Derrek Massanari, 38, credits the studio’s reverse flys and ring work with helping him recover after he was hit by a Toyota on his road bike. (His teacher, Crystal Hatch, believes that the flexibility he learned in gymnastics actually made the accident less damaging.) A study in the Journal of Musculoskeletal and Neuronal Interactions found that women who participate in gymnastics have stronger bones later in life. Lagman reports that a 70-year-old man he teaches can do an inversion on the rings, and a 62-year-old woman can do a two-minute handstand. Due to its emphasis on posture, Lagman even says that gymnastics “makes you taller,” which sounds like an odd claim to make for a sport dominated by women who are basically — and I mean this respectfully — sparkly midgets."

​OUTFRONT MAGAZINE | Dec 18, 2012

AWAKEN GYMNASTICS IN DENVER  RAISES THE BAR ON ADULT FITNESS 

By Noelle Leavitt Riley

 

Orench Lagman, owner and personal trainer at Awaken Denver.

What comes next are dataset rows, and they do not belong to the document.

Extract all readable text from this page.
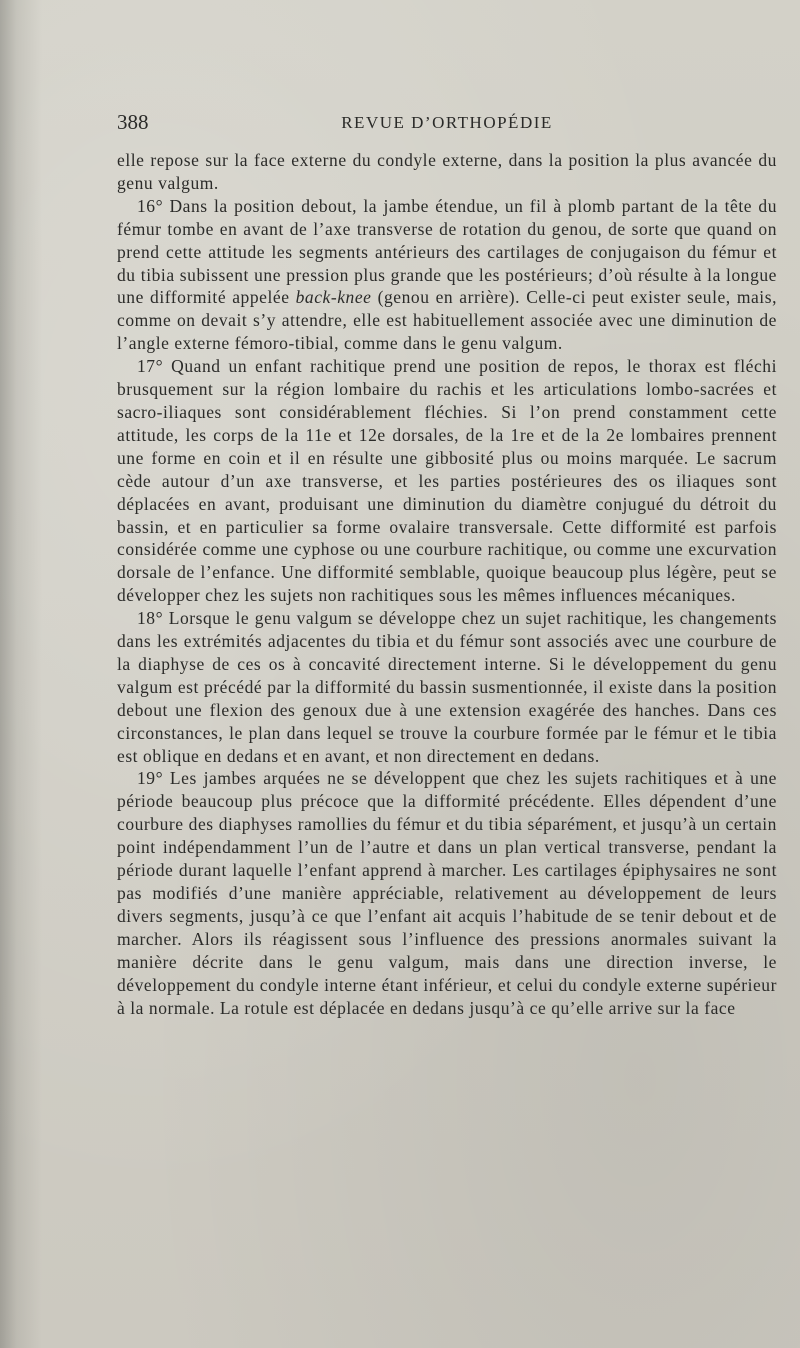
388	REVUE D’ORTHOPÉDIE

elle repose sur la face externe du condyle externe, dans la position la plus avancée du genu valgum.

16° Dans la position debout, la jambe étendue, un fil à plomb partant de la tête du fémur tombe en avant de l’axe transverse de rotation du genou, de sorte que quand on prend cette attitude les segments antérieurs des cartilages de conjugaison du fémur et du tibia subissent une pression plus grande que les postérieurs; d’où résulte à la longue une difformité appelée back-knee (genou en arrière). Celle-ci peut exister seule, mais, comme on devait s’y attendre, elle est habituellement associée avec une diminution de l’angle externe fémoro-tibial, comme dans le genu valgum.

17° Quand un enfant rachitique prend une position de repos, le thorax est fléchi brusquement sur la région lombaire du rachis et les articulations lombo-sacrées et sacro-iliaques sont considérablement fléchies. Si l’on prend constamment cette attitude, les corps de la 11e et 12e dorsales, de la 1re et de la 2e lombaires prennent une forme en coin et il en résulte une gibbosité plus ou moins marquée. Le sacrum cède autour d’un axe transverse, et les parties postérieures des os iliaques sont déplacées en avant, produisant une diminution du diamètre conjugué du détroit du bassin, et en particulier sa forme ovalaire transversale. Cette difformité est parfois considérée comme une cyphose ou une courbure rachitique, ou comme une excurvation dorsale de l’enfance. Une difformité semblable, quoique beaucoup plus légère, peut se développer chez les sujets non rachitiques sous les mêmes influences mécaniques.

18° Lorsque le genu valgum se développe chez un sujet rachitique, les changements dans les extrémités adjacentes du tibia et du fémur sont associés avec une courbure de la diaphyse de ces os à concavité directement interne. Si le développement du genu valgum est précédé par la difformité du bassin susmentionnée, il existe dans la position debout une flexion des genoux due à une extension exagérée des hanches. Dans ces circonstances, le plan dans lequel se trouve la courbure formée par le fémur et le tibia est oblique en dedans et en avant, et non directement en dedans.

19° Les jambes arquées ne se développent que chez les sujets rachitiques et à une période beaucoup plus précoce que la difformité précédente. Elles dépendent d’une courbure des diaphyses ramollies du fémur et du tibia séparément, et jusqu’à un certain point indépendamment l’un de l’autre et dans un plan vertical transverse, pendant la période durant laquelle l’enfant apprend à marcher. Les cartilages épiphysaires ne sont pas modifiés d’une manière appréciable, relativement au développement de leurs divers segments, jusqu’à ce que l’enfant ait acquis l’habitude de se tenir debout et de marcher. Alors ils réagissent sous l’influence des pressions anormales suivant la manière décrite dans le genu valgum, mais dans une direction inverse, le développement du condyle interne étant inférieur, et celui du condyle externe supérieur à la normale. La rotule est déplacée en dedans jusqu’à ce qu’elle arrive sur la face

Most people who think of gymnastics see it as an Olympic sport or as an activity for kids, but it's become a new fitness fad for adults who strive to improve their mental and physical health.

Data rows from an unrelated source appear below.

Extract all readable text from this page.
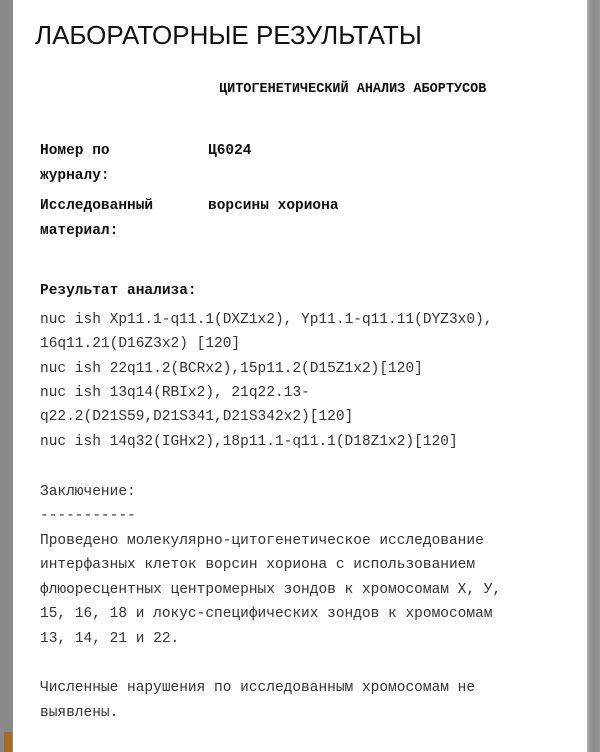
ЛАБОРАТОРНЫЕ РЕЗУЛЬТАТЫ
ЦИТОГЕНЕТИЧЕСКИЙ АНАЛИЗ АБОРТУСОВ
Номер по
журналу:
Ц6024
Исследованный
материал:
ворсины хориона
Результат анализа:
nuc ish Xp11.1-q11.1(DXZ1x2), Yp11.1-q11.11(DYZ3x0),
16q11.21(D16Z3x2) [120]
nuc ish 22q11.2(BCRx2),15p11.2(D15Z1x2)[120]
nuc ish 13q14(RBIx2), 21q22.13-
q22.2(D21S59,D21S341,D21S342x2)[120]
nuc ish 14q32(IGHx2),18p11.1-q11.1(D18Z1x2)[120]
Заключение:
-----------
Проведено молекулярно-цитогенетическое исследование
интерфазных клеток ворсин хориона с использованием
флюоресцентных центромерных зондов к хромосомам X, У,
15, 16, 18 и локус-специфических зондов к хромосомам
13, 14, 21 и 22.
Численные нарушения по исследованным хромосомам не
выявлены.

“So many adult gym classes have been popping up all over the nation, because there’s just this fascination about the sport,” said Shannon Miller, a two-time gymnastic gold medalist in the 1996 Olympics, who now resides in Jacksonville, Florida.

The agility of the sport and how it can reshape fitness routines has added a new level of attraction to fitness gurus, giving local adult gymnastic instructor Orench Lagman the opportunity to reshape lives.

Lagman owns Awaken Adult Gymnastics located at 777 Santa Fe Drive. Awaken Denver offers a variety of fitness programs, including gymnastics yoga, AcroYoga and Barre.

“It coincides with the yoga community,” said Lagman, who has operated Awaken for over three years. “It blends really well because yogis understand flexibility and balance.”

One of his clients, Oz Osborn, 50, started taking gymnastics from Lagman nine months ago.

“For me, a lot of it has to do with age, and being an engineer and spending a lot of my time sitting at a computer, which resulted in some pretty significant physical imbalances,” Osborn said. “The first time I did my first gymnastic class, I found another home.”

Osborn started yoga two years ago, which helped him regain balance from his office job, but it wasn’t until he started gymnastics that he started to become a much better yogi.

“I found that, for example, I could get into yoga stretches much further,” he said. “I love the yoga, I love the gymnastics, I love the synergistic combination of the two.”

One of the benefits of gymnastics that differs from other fitness routines, is that many of the positions invert the body, adding a completely different level of wellness and awareness.